## One-hot encoding of characters
----

One-hot encoding is the most common, most basic way to turn a token into a vector. It consists in associating a unique integer index to every character, then 
turning this integer index i into a binary vector of size N, the size of the vocabulary, that would be all-zeros except for the i-th 
entry, which would be 1.

In [1]:
# Load packages
import string
import numpy as np

In [2]:
# Sample data
samples = ["The cat sat on the mat.", "The dog ate my homework.", "I am writing code in Python."]

In [3]:
# Get all ascii character list
characters = string.printable

print("Number of characters = ", len(characters))

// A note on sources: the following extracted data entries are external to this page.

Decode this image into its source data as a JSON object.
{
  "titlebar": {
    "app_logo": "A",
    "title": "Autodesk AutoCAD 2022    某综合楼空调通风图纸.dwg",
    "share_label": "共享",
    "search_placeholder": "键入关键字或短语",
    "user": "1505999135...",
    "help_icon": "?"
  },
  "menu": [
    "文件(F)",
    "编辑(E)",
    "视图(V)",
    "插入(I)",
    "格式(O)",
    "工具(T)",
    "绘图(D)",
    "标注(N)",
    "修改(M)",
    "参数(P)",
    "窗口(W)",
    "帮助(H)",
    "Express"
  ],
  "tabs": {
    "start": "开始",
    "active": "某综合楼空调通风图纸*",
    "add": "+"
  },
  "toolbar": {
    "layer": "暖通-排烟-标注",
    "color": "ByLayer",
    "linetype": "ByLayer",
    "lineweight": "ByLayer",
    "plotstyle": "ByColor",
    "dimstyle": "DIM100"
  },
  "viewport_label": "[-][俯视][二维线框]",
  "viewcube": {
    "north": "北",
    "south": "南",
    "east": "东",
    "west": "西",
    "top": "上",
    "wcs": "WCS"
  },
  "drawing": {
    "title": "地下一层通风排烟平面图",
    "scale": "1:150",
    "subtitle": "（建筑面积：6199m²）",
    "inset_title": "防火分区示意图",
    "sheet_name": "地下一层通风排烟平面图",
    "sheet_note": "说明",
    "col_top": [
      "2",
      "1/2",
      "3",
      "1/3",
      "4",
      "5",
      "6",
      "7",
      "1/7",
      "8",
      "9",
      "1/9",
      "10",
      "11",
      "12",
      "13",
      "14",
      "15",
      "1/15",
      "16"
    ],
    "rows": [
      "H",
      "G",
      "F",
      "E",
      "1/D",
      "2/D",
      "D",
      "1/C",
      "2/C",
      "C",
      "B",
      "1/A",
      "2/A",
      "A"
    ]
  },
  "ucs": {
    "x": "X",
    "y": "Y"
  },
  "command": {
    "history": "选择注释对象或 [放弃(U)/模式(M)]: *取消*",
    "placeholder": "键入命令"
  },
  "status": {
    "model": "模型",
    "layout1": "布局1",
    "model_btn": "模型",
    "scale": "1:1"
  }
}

Number of characters =  100


In [4]:
# View
characters[0], characters[10], characters[-1]

('0', 'a', '\x0c')

In [5]:
# Create character-index mapping
token_index = dict(zip(characters, range(len(characters))))

print(token_index)

{'0': 0, '1': 1, '2': 2, '3': 3, '4': 4, '5': 5, '6': 6, '7': 7, '8': 8, '9': 9, 'a': 10, 'b': 11, 'c': 12, 'd': 13, 'e': 14, 'f': 15, 'g': 16, 'h': 17, 'i': 18, 'j': 19, 'k': 20, 'l': 21, 'm': 22, 'n': 23, 'o': 24, 'p': 25, 'q': 26, 'r': 27, 's': 28, 't': 29, 'u': 30, 'v': 31, 'w': 32, 'x': 33, 'y': 34, 'z': 35, 'A': 36, 'B': 37, 'C': 38, 'D': 39, 'E': 40, 'F': 41, 'G': 42, 'H': 43, 'I': 44, 'J': 45, 'K': 46, 'L': 47, 'M': 48, 'N': 49, 'O': 50, 'P': 51, 'Q': 52, 'R': 53, 'S': 54, 'T': 55, 'U': 56, 'V': 57, 'W': 58, 'X': 59, 'Y': 60, 'Z': 61, '!': 62, '"': 63, '#': 64, '$': 65, '%': 66, '&': 67, "'": 68, '(': 69, ')': 70, '*': 71, '+': 72, ',': 73, '-': 74, '.': 75, '/': 76, ':': 77, ';': 78, '<': 79, '=': 80, '>': 81, '?': 82, '@': 83, '[': 84, '\\': 85, ']': 86, '^': 87, '_': 88, '`': 89, '{': 90, '|': 91, '}': 92, '~': 93, ' ': 94, '\t': 95, '\n': 96, '\r': 97, '\x0b': 98, '\x0c': 99}


In [6]:
# Create array to hold character vectors
max_num_chars = 100
one_hot_encoded = np.zeros(shape=(len(samples), max_num_chars, len(token_index)))

print("Shape of character embedding matrix {}".format(one_hot_encoded.shape))

# Iterate over each sample
for i, sample in enumerate(samples):
    # Iterate over each character
    for j, char in enumerate(sample):
        # Get idnex of the character
        idx = token_index[char]
        # Assign value the corresponding index
        one_hot_encoded[i, j, idx] = 1

Shape of character embedding matrix (3, 100, 100)


In [7]:
# View
print(one_hot_encoded[0][1])
print(one_hot_encoded[0][1])

[0. 0. 0. 0. 0. 0. 0. 0. 0. 0. 0. 0. 0. 0. 0. 0. 0. 1. 0. 0. 0. 0. 0. 0.
 0. 0. 0. 0. 0. 0. 0. 0. 0. 0. 0. 0. 0. 0. 0. 0. 0. 0. 0. 0. 0. 0. 0. 0.
 0. 0. 0. 0. 0. 0. 0. 0. 0. 0. 0. 0. 0. 0. 0. 0. 0. 0. 0. 0. 0. 0. 0. 0.
 0. 0. 0. 0. 0. 0. 0. 0. 0. 0. 0. 0. 0. 0. 0. 0. 0. 0. 0. 0. 0. 0. 0. 0.
 0. 0. 0. 0.]
[0. 0. 0. 0. 0. 0. 0. 0. 0. 0. 0. 0. 0. 0. 0. 0. 0. 1. 0. 0. 0. 0. 0. 0.
 0. 0. 0. 0. 0. 0. 0. 0. 0. 0. 0. 0. 0. 0. 0. 0. 0. 0. 0. 0. 0. 0. 0. 0.
 0. 0. 0. 0. 0. 0. 0. 0. 0. 0. 0. 0. 0. 0. 0. 0. 0. 0. 0. 0. 0. 0. 0. 0.
 0. 0. 0. 0. 0. 0. 0. 0. 0. 0. 0. 0. 0. 0. 0. 0. 0. 0. 0. 0. 0. 0. 0. 0.
 0. 0. 0. 0.]


### Thus, you have your character embedding!